Enforcing Rules on Related Party Transactions in Italy: One Securities Regulator’s Challenge
While policymakers across the EU are considering how to implement the EU related party transactions (RPTs) regime contained in the Amended Shareholder Rights Directive, this paper analyses the Italian securities regulator’s experience in policing tunnelling after it introduced a new regulation on RPTs in 2010.
A number of high-profile corporate scandals and the inefficiency of the Italian framework in fighting dominant shareholders’ tendency to extract value to the detriment of minority shareholders prompted Italian policymakers to tackle RPTs by issuing a much more stringent set of rules than the previously existing one. Consob was entrusted with the task of both issuing the new rules and of enforcing them. Rising to the challenge, Consob designed a strict but flexible regulatory framework, based on mandatory transparency requirements and highly adaptable internal procedures. The key tool to prevent abusive RPTs was via an independent directors’ veto over material (large) RPTs.
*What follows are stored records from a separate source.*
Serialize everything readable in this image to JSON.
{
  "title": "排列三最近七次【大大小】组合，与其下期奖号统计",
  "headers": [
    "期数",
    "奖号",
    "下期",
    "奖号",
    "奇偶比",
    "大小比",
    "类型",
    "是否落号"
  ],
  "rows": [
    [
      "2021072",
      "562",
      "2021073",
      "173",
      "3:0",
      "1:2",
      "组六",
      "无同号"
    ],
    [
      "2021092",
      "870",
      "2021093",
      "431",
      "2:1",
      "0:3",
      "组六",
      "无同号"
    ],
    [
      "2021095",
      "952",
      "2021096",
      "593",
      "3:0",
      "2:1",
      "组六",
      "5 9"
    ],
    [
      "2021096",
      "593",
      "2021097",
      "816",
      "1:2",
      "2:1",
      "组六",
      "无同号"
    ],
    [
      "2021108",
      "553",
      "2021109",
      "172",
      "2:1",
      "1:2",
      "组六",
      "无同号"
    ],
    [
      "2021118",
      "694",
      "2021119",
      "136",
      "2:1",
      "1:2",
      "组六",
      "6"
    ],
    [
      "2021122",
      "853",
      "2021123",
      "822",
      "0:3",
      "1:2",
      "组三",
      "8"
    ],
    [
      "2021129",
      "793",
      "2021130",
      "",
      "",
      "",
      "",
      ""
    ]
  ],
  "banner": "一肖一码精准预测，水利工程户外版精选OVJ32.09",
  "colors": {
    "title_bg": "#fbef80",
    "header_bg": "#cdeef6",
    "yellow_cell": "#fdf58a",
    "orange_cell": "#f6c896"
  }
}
This solution proved soon to be highly dependent on the regulator’s pro-active stance in enforcing the regime initiative.
In two case studies, the paper shows how, through timely actions and prompt use of formal and informal powers, the regulator was able to encourage companies to adopt better practices and improve RPT terms.
Yet, the story told in the paper has no happy ending: after a few years of zealous enforcement, Consob has become less aggressive in its fight against tunnelling. Based on the view that a widespread attitude of stigmatising tunneling has failed to materialize in Italy in the same period, the paper concludes that Consob’s retreat leaves room for more misbehaviour rather than signalling that aggressive enforcement of RPT rules on Consob’s part is no longer needed.